Le deuxième pilier du plan est relatif à la blessure psychique. Lors de nos débats en séance publique sur la LPM, vous avez manifesté, sur tous les bancs de l'hémicycle, votre souhait de voir la blessure psychique traitée comme la blessure physique.
C'est le cas dans ce plan. Aucune différence n'est faite entre les deux, de jure ni de facto. Pour ce qui est de la PMI par exemple, c'est bien la gravité de la blessure qui est prise en compte et non pas son caractère psychique ou physique. Des PMI pour blessures psychiques peuvent être plus élevées si le handicap qui en résulte est plus important.
En revanche, détecter, évaluer et prendre en charge la blessure psychique est plus complexe. C'est ce sur quoi nous devons travailler, en nous basant sur le triptyque « mieux prévenir, mieux détecter, mieux soulager ». Les dispositifs de sensibilisation et d'information seront renforcés, qu'ils soient destinés aux officiers commandants d'unité, aux soldats ou aux familles. J'ai notamment souhaité que les familles soient sensibilisées à la blessure psychique à la veille du retour des soldats en Opex (opération extérieure). Et, d'une meilleure prévention découlant un meilleur diagnostic, j'ai tenu à ce que l'ensemble des soldats partis en Opex bénéficient effectivement d'une visite médicale dans un délai maximal de trois mois après leur retour.
Le traitement des blessures psychiques est complexe, et notre accompagnement vers le soulagement ou la guérison doit être aussi individualisé que possible. L'ensemble de nos dispositifs s'inscrivent dans ce cadre, dont celui, expérimental, des maisons Athos, qui permet d'apporter un soutien à la reconstruction psychosociale des blessés. Les quatre maisons, implantées à Bordeaux, Toulon, Aix-les-Bains et dernièrement à Auray, accueillent aujourd'hui plus de 300 membres.

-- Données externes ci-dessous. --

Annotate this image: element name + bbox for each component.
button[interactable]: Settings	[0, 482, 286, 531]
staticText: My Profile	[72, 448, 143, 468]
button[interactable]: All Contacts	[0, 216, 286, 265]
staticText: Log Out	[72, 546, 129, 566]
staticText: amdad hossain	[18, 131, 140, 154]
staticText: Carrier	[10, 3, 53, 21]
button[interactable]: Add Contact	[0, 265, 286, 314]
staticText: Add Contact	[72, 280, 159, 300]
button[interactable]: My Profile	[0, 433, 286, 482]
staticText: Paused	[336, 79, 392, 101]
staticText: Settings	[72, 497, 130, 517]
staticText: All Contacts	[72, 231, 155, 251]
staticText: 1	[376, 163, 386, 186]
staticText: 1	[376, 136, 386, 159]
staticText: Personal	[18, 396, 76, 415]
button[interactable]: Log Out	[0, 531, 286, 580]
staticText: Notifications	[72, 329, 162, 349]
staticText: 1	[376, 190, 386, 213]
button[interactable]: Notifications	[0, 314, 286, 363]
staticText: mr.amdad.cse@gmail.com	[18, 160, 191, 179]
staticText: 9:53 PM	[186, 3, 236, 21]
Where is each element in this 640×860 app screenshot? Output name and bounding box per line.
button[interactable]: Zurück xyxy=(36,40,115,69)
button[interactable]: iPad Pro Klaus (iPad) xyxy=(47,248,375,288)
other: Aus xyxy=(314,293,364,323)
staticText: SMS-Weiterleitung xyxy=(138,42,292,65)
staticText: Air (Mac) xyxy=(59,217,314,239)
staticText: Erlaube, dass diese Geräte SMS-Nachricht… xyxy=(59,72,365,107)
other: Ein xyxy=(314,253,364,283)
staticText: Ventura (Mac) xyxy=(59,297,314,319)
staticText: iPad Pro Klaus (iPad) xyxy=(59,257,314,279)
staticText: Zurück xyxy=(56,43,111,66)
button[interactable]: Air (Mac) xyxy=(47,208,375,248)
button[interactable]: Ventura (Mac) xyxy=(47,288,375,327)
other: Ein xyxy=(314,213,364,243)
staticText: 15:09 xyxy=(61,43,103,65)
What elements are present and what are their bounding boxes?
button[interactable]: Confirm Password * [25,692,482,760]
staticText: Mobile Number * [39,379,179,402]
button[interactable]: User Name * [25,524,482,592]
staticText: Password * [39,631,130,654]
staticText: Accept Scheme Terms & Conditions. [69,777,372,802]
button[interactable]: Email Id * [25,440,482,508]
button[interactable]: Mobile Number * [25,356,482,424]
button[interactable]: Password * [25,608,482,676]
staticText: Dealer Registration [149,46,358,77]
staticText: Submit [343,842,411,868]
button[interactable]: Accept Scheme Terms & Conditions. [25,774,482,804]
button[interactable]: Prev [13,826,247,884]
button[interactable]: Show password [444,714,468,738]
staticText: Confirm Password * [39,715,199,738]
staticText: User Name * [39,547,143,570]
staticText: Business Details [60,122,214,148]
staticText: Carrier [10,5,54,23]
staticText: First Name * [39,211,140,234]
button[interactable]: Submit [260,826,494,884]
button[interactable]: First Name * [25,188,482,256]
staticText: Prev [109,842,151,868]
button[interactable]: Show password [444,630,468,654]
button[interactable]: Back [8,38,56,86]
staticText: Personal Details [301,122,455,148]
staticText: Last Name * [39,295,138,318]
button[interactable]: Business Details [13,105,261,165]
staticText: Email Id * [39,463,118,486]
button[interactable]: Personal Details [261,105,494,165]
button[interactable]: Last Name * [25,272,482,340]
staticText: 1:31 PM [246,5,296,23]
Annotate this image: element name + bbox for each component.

Elles seront dix à la fin de la LPM 2024-2030.
En amont, le pôle de réhabilitation physique et psychique, développé en partenariat par l'Institution nationale des Invalides et le service de santé des armées (SSA), accompagnera les blessés au cours de la phase aiguë de leur pathologie. Il s'agit d'une porte d'entrée, d'une première étape sur le chemin de la réhabilitation.

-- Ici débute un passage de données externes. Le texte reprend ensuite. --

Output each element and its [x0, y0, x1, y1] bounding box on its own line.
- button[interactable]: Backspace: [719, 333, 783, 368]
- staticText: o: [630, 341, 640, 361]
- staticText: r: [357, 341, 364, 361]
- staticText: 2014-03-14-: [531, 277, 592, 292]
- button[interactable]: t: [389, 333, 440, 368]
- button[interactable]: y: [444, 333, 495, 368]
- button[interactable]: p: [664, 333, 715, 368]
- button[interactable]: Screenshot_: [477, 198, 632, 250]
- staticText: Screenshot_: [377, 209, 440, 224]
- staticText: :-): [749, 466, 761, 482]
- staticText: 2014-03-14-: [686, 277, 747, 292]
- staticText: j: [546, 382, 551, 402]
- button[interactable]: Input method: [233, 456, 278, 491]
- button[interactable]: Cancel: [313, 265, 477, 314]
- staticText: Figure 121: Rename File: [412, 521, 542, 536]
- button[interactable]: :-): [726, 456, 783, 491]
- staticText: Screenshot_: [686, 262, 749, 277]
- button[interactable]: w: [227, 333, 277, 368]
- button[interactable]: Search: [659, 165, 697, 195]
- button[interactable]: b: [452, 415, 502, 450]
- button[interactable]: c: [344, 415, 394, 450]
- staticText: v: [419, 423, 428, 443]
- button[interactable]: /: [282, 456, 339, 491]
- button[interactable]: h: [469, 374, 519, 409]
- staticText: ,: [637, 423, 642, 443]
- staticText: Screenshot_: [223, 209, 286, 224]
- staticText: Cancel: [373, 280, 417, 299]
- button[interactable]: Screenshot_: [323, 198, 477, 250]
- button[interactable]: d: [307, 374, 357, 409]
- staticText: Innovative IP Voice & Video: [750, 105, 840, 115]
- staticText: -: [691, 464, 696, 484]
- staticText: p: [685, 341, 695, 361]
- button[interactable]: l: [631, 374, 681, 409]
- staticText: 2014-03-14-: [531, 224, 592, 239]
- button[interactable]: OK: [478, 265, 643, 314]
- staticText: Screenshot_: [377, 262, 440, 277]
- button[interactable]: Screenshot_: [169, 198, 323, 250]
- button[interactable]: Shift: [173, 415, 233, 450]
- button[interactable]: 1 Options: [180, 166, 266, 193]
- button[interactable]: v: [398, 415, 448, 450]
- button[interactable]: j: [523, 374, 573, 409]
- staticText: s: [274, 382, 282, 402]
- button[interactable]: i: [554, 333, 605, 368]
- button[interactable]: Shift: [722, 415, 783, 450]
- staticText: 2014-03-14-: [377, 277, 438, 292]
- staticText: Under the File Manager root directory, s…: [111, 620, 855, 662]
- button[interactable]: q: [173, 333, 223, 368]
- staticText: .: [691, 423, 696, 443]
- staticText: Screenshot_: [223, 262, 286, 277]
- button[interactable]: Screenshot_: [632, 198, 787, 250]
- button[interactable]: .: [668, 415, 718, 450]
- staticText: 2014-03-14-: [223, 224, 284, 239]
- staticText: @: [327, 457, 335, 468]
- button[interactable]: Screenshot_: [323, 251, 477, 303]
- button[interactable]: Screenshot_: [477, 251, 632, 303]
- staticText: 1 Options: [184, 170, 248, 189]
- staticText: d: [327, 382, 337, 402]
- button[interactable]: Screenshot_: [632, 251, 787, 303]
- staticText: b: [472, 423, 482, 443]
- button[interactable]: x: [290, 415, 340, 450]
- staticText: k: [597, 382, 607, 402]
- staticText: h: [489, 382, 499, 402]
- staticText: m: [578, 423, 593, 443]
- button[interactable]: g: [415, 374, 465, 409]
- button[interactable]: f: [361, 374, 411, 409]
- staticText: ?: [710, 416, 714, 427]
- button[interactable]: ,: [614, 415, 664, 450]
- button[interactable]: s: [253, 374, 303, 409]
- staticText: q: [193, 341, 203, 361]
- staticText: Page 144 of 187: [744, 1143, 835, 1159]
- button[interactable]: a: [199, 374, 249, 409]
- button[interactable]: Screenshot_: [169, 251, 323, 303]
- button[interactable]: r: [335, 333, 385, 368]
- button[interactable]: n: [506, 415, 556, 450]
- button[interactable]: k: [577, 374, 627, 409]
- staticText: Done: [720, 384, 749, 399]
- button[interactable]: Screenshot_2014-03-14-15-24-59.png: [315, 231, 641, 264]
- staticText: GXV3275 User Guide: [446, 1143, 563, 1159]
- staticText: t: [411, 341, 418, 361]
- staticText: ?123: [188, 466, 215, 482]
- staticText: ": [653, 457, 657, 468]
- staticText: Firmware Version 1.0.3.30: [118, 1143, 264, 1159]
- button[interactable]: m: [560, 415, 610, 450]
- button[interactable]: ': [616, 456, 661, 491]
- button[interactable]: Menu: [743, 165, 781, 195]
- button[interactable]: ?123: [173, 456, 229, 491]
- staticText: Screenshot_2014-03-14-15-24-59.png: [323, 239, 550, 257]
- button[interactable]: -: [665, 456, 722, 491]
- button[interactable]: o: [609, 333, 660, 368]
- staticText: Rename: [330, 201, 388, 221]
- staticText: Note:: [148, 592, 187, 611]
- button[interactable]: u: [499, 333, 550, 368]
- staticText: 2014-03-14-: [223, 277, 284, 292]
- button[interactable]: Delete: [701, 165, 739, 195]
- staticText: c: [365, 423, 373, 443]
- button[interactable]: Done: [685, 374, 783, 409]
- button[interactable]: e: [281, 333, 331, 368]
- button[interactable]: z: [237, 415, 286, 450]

Le troisième et dernier pilier du plan est l'accompagnement du blessé tout au long de son parcours, de la blessure jusqu'à la réhabilitation ou à la guérison, de la reconstruction psychosociale au retour à l'emploi.
Je veux citer, en exemple, la reconstruction par le sport. Notre objectif est que les blessés puissent retrouver une vie la plus proche possible de celle qu'ils menaient avant. Nous financerons donc des prothèses à finalité sportive pour permettre à ceux qui le peuvent de reprendre une activité, de loisir ou de haut niveau. Le Village des blessés, implanté au sein du Centre national des sports de la défense, à Fontainebleau, renforcera cette ambition, grâce à des infrastructures adaptées et, surtout, à la présence des familles.
Celles-ci font partie intégrante de la reconstruction et doivent être pleinement intégrées et soutenues. Le développement des maisons des familles, en hôpital d'instruction des armées, la mise en place de répits pour les proches des blessés, ou encore une offre renouvelée d'assistance devront y concourir.
Des mesures sont aussi prises pour favoriser l'entrée des anciens combattants sur le marché du travail, qu'il s'agisse d'emplois réservés ou dans le privé.
Ce plan est un fil ininterrompu, qui relie toutes les étapes du parcours du blessé. Il rappelle que le ministère des armées ne laisse aucun blessé, aucune famille sur le bas-côté.